New device can filter salt water 1000 times faster than existing methods: Research

In what could be a major step towards solving the problem of freshwater scarcity, scientists have developed a device that filters saltwater a thousand times faster than conventionally used equipment. Is. On an industrial scale, seawater is made potable through a desalination process. It involves extracting salt to produce fresh water which is further processed into plants and used for drinking or irrigation. In a recent study, scientists invented a new method to purify salt water faster and more effectively.

Scientists in a recently published study sciencedeveloped a new method to purify salt water faster and more effectively. They simply used fluorine-based nanostructures and successfully separated the salt from the water.

Associate Professor Yoshimitsu Itoh of the University of Tokyo’s Department of Chemistry and Biotechnology and his colleagues began by exploring the potential of fluorine pipelines, or channels, at the nanoscale.

“We were curious to see how effective the Fluorus nanochannel could be at selectively filtering out various compounds, particularly water and salt. And, after running some complex computer simulations, we decided it was a working It’s well worth the time and effort to make the sample.” Told Itoh.

Researchers have chemically fabricated nanoscopic fluorine rings, stacked and implanted them in an otherwise impermeable lipid layer, and created test filtration membranes. This structure was similar to organic molecules found in the cell wall.

Several test samples were developed with nanorings ranging in size from 1 to 2 nanometers. Itoh then investigated the presence of chlorine ions on either side of the membrane, which is a major component of the salt other than sodium.

According to Itoh, they found that the small test sample was working because it successfully ejected incoming salt molecules. “It was exciting to see the results for the first time,” Itoh said. They also noted that the larger ones also performed better than other desalination methods, including carbon nanotube filters.
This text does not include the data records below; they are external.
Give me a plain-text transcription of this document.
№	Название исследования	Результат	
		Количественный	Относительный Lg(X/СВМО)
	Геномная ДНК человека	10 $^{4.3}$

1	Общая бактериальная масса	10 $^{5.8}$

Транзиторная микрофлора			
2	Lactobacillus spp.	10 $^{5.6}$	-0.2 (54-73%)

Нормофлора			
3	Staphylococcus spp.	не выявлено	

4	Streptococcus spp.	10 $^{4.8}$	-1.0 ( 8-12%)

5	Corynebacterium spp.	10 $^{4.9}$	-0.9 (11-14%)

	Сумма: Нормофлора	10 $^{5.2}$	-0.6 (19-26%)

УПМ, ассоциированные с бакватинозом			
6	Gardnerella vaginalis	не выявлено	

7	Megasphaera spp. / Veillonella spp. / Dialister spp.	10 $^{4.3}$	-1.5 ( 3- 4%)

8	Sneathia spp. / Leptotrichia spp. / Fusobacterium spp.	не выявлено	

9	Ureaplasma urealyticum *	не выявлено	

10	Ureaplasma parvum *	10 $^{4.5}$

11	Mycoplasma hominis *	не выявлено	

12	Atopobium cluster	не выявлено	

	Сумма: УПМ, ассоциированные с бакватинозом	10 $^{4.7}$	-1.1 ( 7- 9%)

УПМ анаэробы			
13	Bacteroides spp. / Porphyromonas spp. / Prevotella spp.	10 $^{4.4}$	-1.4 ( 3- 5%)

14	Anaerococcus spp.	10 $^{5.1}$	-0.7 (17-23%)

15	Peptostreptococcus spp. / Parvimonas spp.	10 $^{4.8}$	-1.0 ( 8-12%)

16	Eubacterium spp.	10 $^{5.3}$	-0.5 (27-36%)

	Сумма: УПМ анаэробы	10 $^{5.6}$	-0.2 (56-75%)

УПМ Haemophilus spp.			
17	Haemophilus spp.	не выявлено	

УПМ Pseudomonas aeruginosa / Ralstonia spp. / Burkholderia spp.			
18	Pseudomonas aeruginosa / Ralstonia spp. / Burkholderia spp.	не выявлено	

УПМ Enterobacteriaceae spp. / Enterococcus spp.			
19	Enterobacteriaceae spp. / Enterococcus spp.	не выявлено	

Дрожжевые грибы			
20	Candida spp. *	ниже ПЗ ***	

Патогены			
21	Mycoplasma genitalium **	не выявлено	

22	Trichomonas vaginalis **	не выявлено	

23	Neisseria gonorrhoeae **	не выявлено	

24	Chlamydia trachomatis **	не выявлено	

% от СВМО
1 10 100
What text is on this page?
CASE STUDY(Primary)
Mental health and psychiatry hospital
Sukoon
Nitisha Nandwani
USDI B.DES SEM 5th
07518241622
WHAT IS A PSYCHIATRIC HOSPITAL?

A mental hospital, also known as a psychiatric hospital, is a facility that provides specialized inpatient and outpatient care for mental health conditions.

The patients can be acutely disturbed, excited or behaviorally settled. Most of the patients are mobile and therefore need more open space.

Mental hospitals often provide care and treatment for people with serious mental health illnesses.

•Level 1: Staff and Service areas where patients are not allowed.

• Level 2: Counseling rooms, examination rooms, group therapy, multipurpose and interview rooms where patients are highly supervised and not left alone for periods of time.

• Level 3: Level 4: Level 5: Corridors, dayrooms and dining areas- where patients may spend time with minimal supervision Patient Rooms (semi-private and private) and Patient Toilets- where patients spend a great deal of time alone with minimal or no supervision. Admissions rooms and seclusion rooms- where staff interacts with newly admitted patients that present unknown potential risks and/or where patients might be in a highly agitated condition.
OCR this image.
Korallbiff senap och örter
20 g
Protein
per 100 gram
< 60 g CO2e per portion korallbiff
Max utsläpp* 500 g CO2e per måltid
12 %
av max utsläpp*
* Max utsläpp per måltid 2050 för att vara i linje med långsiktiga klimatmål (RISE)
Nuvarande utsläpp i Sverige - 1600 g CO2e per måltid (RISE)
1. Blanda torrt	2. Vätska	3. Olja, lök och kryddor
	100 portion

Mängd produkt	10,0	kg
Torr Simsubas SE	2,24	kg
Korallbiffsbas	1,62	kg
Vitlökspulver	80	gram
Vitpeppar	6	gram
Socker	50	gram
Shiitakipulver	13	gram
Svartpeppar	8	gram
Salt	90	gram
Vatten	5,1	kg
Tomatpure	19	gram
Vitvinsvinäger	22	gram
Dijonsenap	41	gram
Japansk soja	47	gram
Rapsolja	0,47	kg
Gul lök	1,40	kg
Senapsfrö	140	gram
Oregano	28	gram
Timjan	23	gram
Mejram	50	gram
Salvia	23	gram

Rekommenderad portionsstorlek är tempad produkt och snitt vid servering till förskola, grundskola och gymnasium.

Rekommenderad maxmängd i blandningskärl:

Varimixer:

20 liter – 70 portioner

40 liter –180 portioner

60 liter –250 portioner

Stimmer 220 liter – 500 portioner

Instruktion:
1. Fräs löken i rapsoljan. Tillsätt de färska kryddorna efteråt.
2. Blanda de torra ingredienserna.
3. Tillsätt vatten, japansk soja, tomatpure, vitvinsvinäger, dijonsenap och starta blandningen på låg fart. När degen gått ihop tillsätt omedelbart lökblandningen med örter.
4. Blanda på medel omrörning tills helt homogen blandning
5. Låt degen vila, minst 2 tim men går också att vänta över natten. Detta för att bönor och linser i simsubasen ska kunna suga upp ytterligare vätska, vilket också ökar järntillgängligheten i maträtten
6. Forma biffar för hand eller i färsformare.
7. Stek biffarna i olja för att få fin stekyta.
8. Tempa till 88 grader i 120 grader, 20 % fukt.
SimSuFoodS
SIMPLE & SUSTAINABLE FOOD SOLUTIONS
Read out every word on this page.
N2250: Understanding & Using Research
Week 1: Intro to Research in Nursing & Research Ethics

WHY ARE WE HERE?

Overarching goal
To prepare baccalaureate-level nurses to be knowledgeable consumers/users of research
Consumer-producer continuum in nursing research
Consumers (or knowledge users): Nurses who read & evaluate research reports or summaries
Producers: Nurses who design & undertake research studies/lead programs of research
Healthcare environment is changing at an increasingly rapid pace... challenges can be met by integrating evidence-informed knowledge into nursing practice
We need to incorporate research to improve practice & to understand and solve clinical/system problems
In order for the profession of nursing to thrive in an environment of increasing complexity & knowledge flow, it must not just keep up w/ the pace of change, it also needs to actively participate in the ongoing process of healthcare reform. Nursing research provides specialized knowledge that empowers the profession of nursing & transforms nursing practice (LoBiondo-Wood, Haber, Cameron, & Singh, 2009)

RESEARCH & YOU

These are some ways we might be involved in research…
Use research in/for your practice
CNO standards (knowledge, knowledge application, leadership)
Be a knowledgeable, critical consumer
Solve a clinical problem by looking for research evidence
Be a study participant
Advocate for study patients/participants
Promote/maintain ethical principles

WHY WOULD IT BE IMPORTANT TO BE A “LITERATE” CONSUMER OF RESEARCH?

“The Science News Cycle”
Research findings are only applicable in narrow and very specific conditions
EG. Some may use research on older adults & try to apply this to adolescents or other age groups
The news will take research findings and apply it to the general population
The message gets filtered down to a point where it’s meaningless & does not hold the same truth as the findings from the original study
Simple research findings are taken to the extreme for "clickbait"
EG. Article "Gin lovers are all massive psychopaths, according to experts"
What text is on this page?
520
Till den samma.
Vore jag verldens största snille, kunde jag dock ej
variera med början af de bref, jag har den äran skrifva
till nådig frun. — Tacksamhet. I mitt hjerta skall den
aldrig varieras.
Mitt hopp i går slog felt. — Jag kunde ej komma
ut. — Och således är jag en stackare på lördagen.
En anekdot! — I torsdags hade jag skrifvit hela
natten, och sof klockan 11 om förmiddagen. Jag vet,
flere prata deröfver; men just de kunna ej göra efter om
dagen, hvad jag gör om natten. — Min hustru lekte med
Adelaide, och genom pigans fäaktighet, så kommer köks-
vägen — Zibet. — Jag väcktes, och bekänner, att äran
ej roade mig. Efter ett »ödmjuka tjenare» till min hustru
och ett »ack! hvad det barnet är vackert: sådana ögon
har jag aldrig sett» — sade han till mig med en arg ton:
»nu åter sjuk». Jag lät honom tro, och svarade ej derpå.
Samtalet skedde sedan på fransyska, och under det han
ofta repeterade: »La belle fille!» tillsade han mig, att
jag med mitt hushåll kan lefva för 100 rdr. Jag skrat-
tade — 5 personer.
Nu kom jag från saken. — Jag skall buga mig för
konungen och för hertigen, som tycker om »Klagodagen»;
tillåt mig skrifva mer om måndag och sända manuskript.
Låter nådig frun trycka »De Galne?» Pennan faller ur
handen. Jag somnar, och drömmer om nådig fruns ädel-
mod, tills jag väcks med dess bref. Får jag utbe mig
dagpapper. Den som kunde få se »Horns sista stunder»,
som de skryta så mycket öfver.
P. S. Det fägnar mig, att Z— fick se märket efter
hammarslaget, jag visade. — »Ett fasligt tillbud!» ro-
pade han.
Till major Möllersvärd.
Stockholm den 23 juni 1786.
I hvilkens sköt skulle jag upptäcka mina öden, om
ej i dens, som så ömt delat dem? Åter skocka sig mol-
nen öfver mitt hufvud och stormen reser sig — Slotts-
Fluorine-based filters not only purify water, but according to Itoh, it also worked several thousand times faster than industrial equipment. Carbon nano-tube-based desalination devices were also 2,400 times slower than devices with fluorine, he said. In addition, the new method requires less energy to operate and is easier to use.

However, Itoh highlighted that the synthesis of the material used in the sample itself was energy-intensive. He hopes to work on that aspect in further research and reduce the overall cost of operating the device.